Ed eccoci arrivati ad un testo splendido sulla pace. Nelle sfumature che Agostino sa trarre in riferimento ai vari soggetti della pace, un aforisma riassume in modo geniale il senso profondo della pace: l’ordinata concordia. Sostanzialmente: essere un cuor solo, ognuno nel suo ordine, al suo posto! Un vero colpo di genio: “Pertanto la pace del corpo è l’ordinata proporzione delle parti; la pace dell’anima irrazionale è l’ordinata quiete degli appetiti; la pace dell’anima razionale è l’ordinato consenso del pensare e del fare; la pace del corpo e dell’anima è la vita ordinata e la salute della persona animata; la pace dell’uomo mortale e di Dio è l’ordinata obbedienza nella fede sotto l’eterna legge; la pace degli uomini è l’ordinata concordia (pax hominum ordinata concordia); la pace della casa è l’ordinata concordia di comandare e di obbedire da parte di coloro che abitano insieme; la pace della città è l’ordinata concordia dei cittadini di comandare e di obbedire; la pace della Città celeste è l’ordinatissima e concordissima unione di fruire di Dio e reciprocamente in Dio; la pace di tutte le cose è la tranquillità dell’ordine (pax omnium rerum tranquillitas ordinis). L’ordine è la disposizione che attribuisce a ciascuna realtà, pari e dispari, il proprio posto” (De civ. Dei, XIX, 13.1).

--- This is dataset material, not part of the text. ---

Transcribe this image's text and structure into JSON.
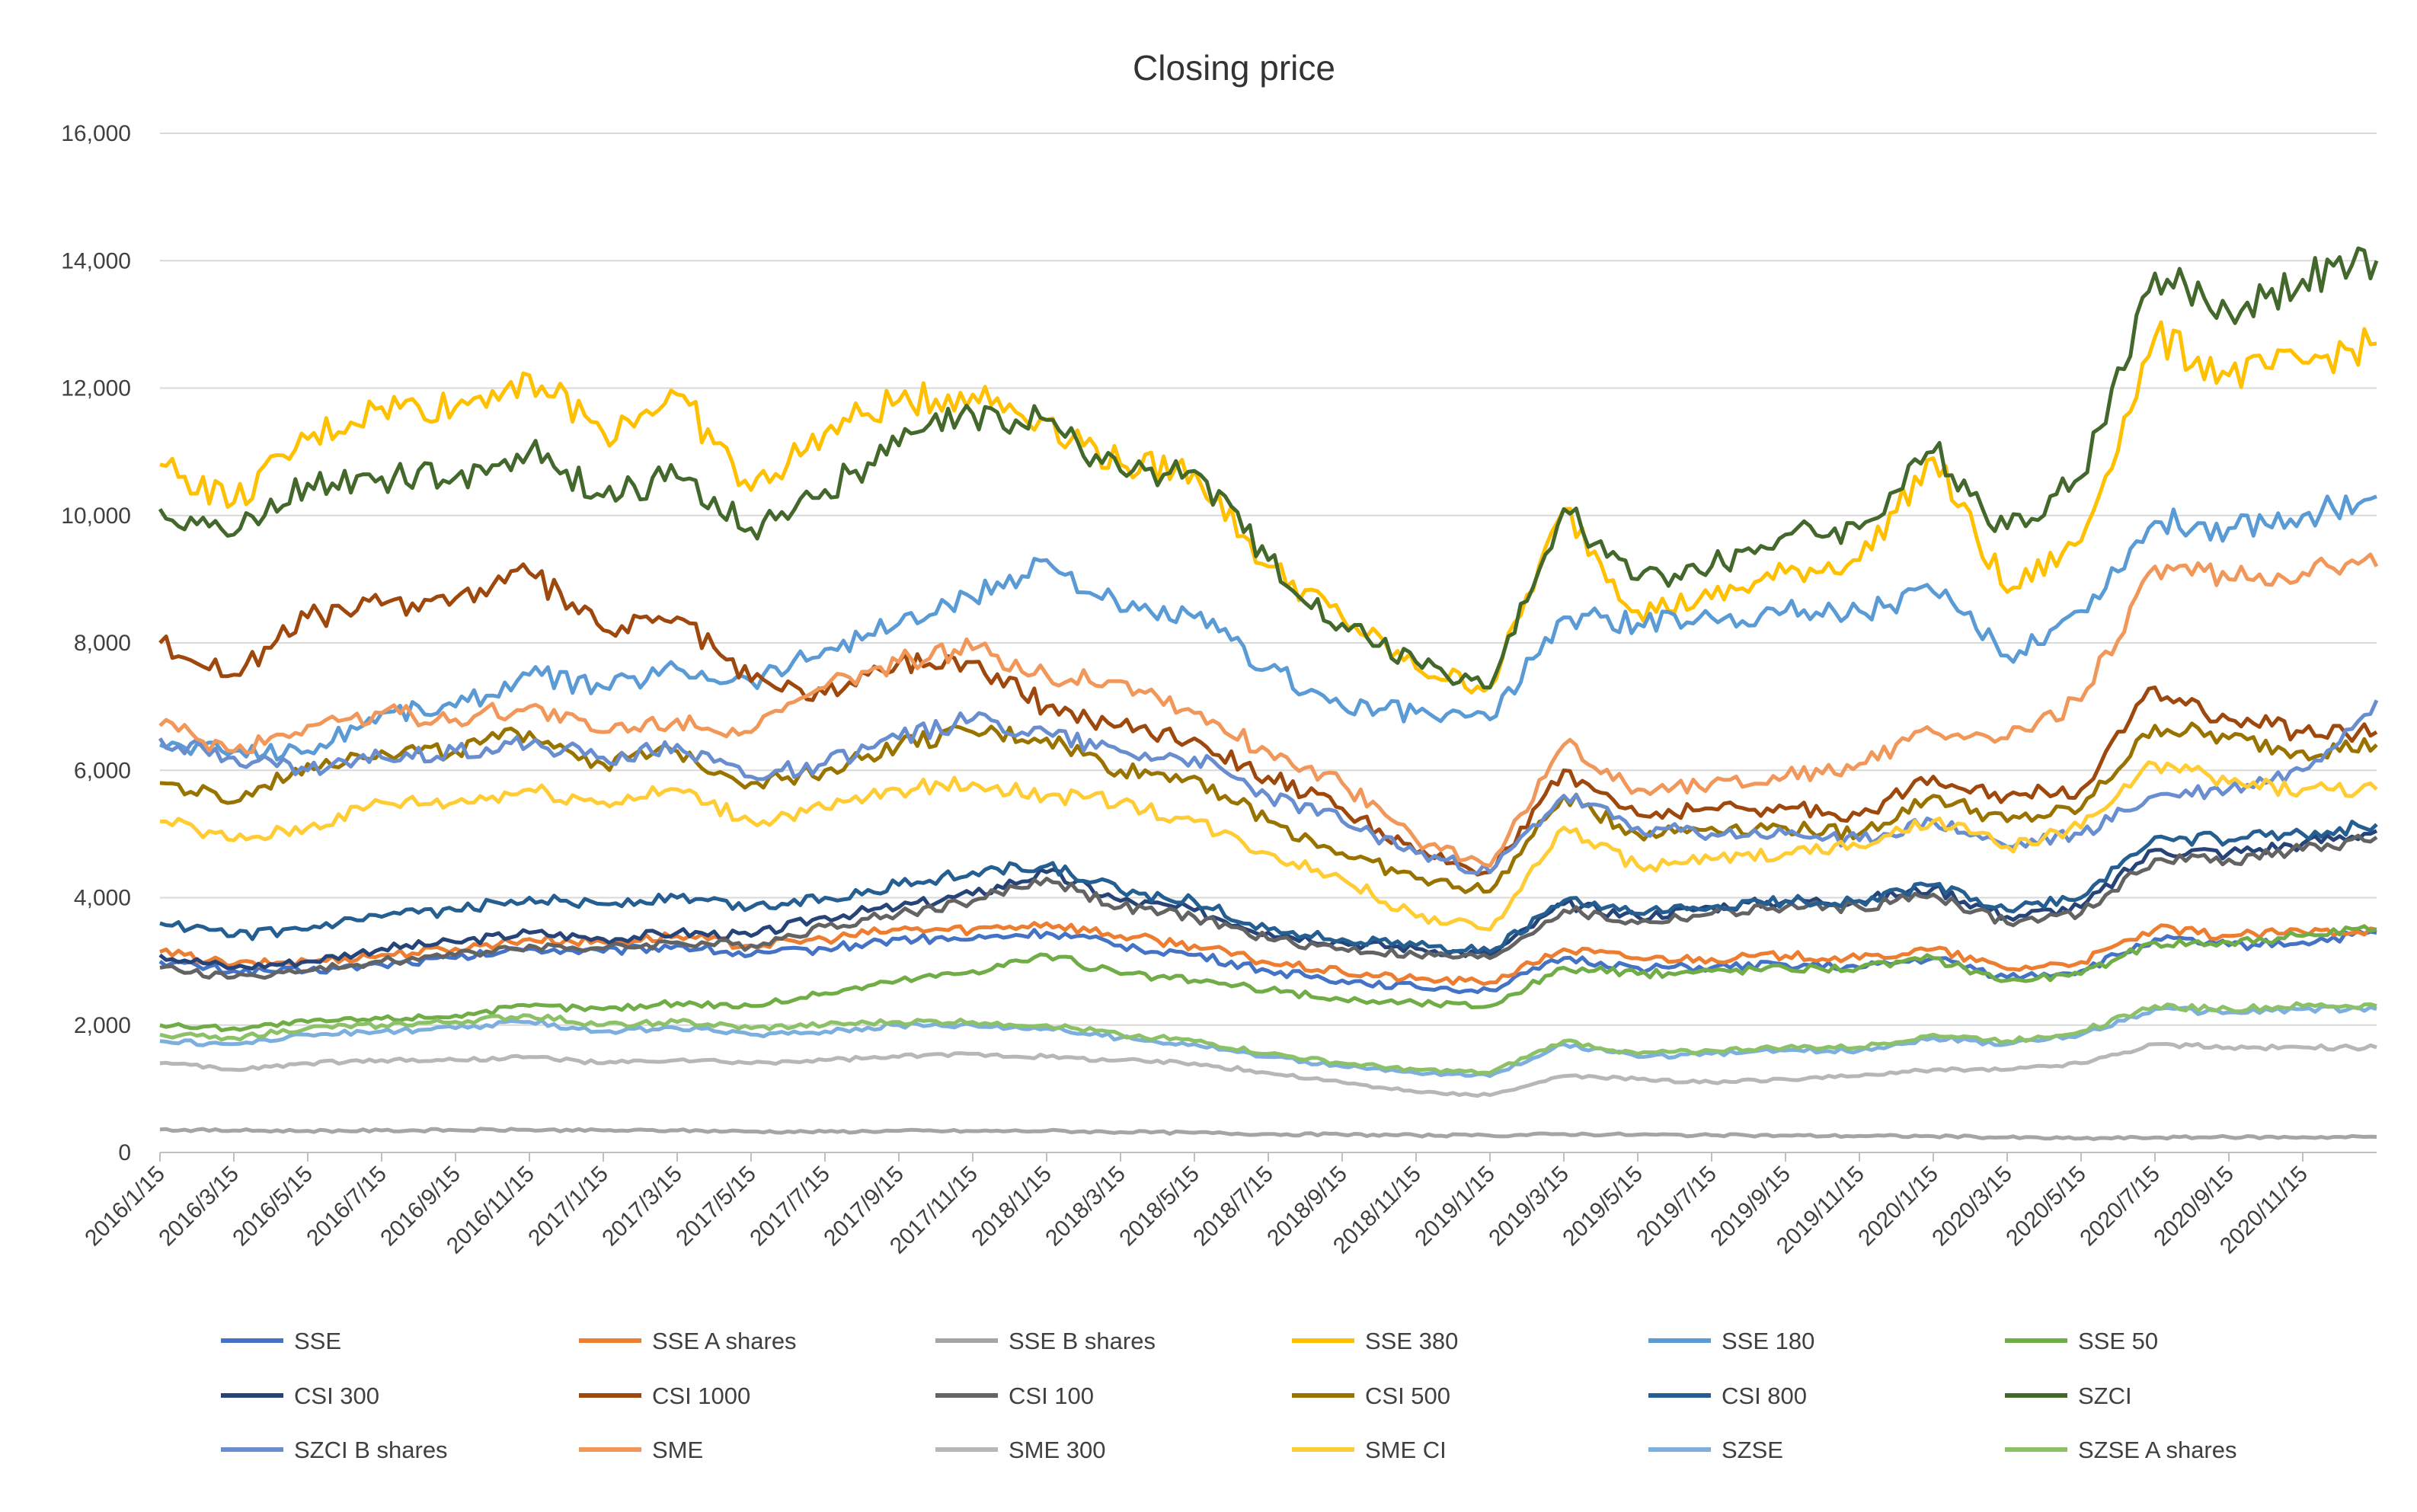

Agostino distingue nettamente tra male e malvagità. Nessuna creatura in quanto essere è un male, nemmeno il diavolo. È la perversità, cioè la ribellione all’ordine dato da Dio, che rende la creatura malvagia. A tutti Dio ha affidato il bene supremo che è la pace terrena: “Una natura nella quale non vi sia nulla di buono non può esistere. Di conseguenza, nemmeno la natura dello stesso diavolo, in quanto natura, è un male, ma la perversità la fa malvagia… Pertanto Dio sapientissimo Creatore di tutte le cose e giustissimo ordinatore che ha istituito il mortale genere umano come il più grande degli ornamenti terreni, ha dato agli uomini dei beni congrui per questa vita, cioè la pace temporale” (De civ. Dei, XIX, 13.2).

La pace vera si ha quando si realizza l’amore a Dio, a se stessi e al prossimo. Grazie all’ordinata concordia, l’uomo evita di nuocere al prossimo e si impegna ad essergli utile. Anche chi comanda è chiamato a mettersi al servizio del bene comune, prendendosi cura di tutti, con umiltà: “Pertanto l’uso delle cose temporali si riferisce al frutto della pace terrena nella città terrena; nella Città celeste invece si riferisce al frutto della pace eterna. Se fossimo animali irrazionali non avremmo altro appetito che quello di tendere alla giusta proporzione delle parti del corpo e alla sazietà degli appetiti… Dio come maestro insegna due principali precetti, cioè l’amore di Dio e l’amore del prossimo, nei quali l’uomo trova tre cose da amare: Dio, se stesso e il prossimo. E chi ama Dio non erra nell’amare se stesso… e per questo sarà tranquillo, per quanto dipende da se stesso, con ogni uomo con la pace degli uomini, cioè con l’ordinata concordia, il cui ordine è dapprima il non nuocere e poi anche di utilità a chi avrà potuto. Anzitutto pertanto si prende cura dei suoi… Ma nella casa del giusto che vive di fede ed è ancora peregrinante da quella Città celeste, anche coloro che comandano si mettono a servizio di coloro cui sembrano comandare. Infatti, non per avidità di dominare comandano, ma per dovere di provvedere, e non per superbia di essere i signori, ma per misericordia di prendersi cura” (De civ. Dei, XIX, 14).